Background: Ovarian cancer (OV) continues to be the most lethal type of gynecological cancer with a poor prognosis. During tumorigenesis and cancer advancement, mitochondria are key players in energy metabolism. This study focuses on exploring the mitochondria-related genes for the prognosis of OV.

Methods: RNA expression profiles and single-cell data were acquired from The Cancer Genome Atlas (TCGA), International Cancer Genome Consortium (ICGC), and Gene Expression Omnibus databases for screening and validating mitochondria-related differentially expressed genes (DEGs). After univariate Cox analysis, prognostic genes were carried out for modeling mitochondria signature (MS) based on 101 combinations of 10 machine learning algorithms. Functional enrichment analysis was performed on this prognostic gene set. Immune infiltration analysis was performed between MS groups. Validation for the prognostic model gene OAT was performed to identify the prognostic significance, combined with in vitro experiments to explore its expressions in OV cells. qRT-PCR assay was performed to examine the expression of OAT in human ovarian cancer cell samples and normal ovarian epithelial cells.
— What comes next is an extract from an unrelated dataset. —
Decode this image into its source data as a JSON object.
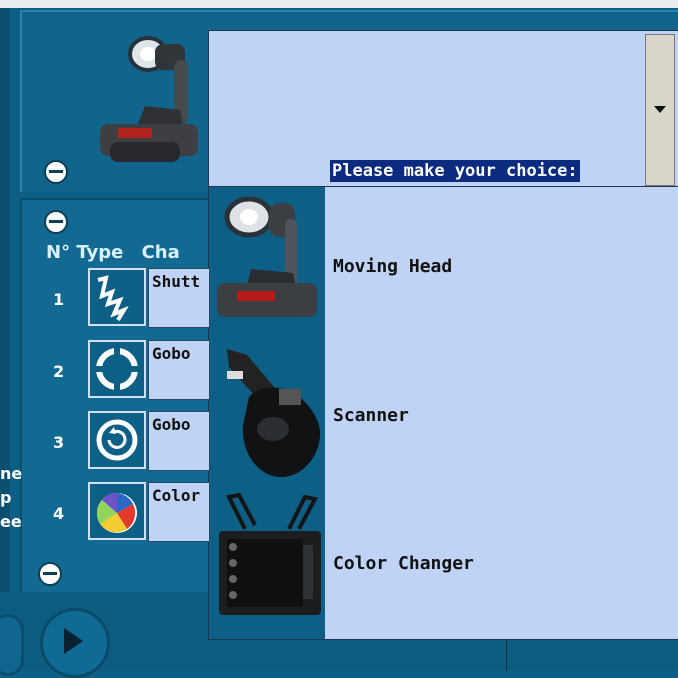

Results: A total of 21 prognostic mitochondria-related DEGs were identified for reliably constructing the model MS with excellent prognostic performance in OV. GO and KEGG analysis confirmed these genes were enriched in the generation of precursor metabolites and energy. It illustrated more lymphocyte infiltration in the high MS group than low MS group. OAT served as a novel biomarker for OV patients, showing poor survival in OV patients with high expression of OAT. qPCR assays confirmed its significantly high expression in human ovary cancer cell lines.

Conclusions: The MS offers tailored risk evaluations and immunotherapy treatments for each OV patient. MS model gene OAT has been recognized as a new oncogene for OV linked to immune escape.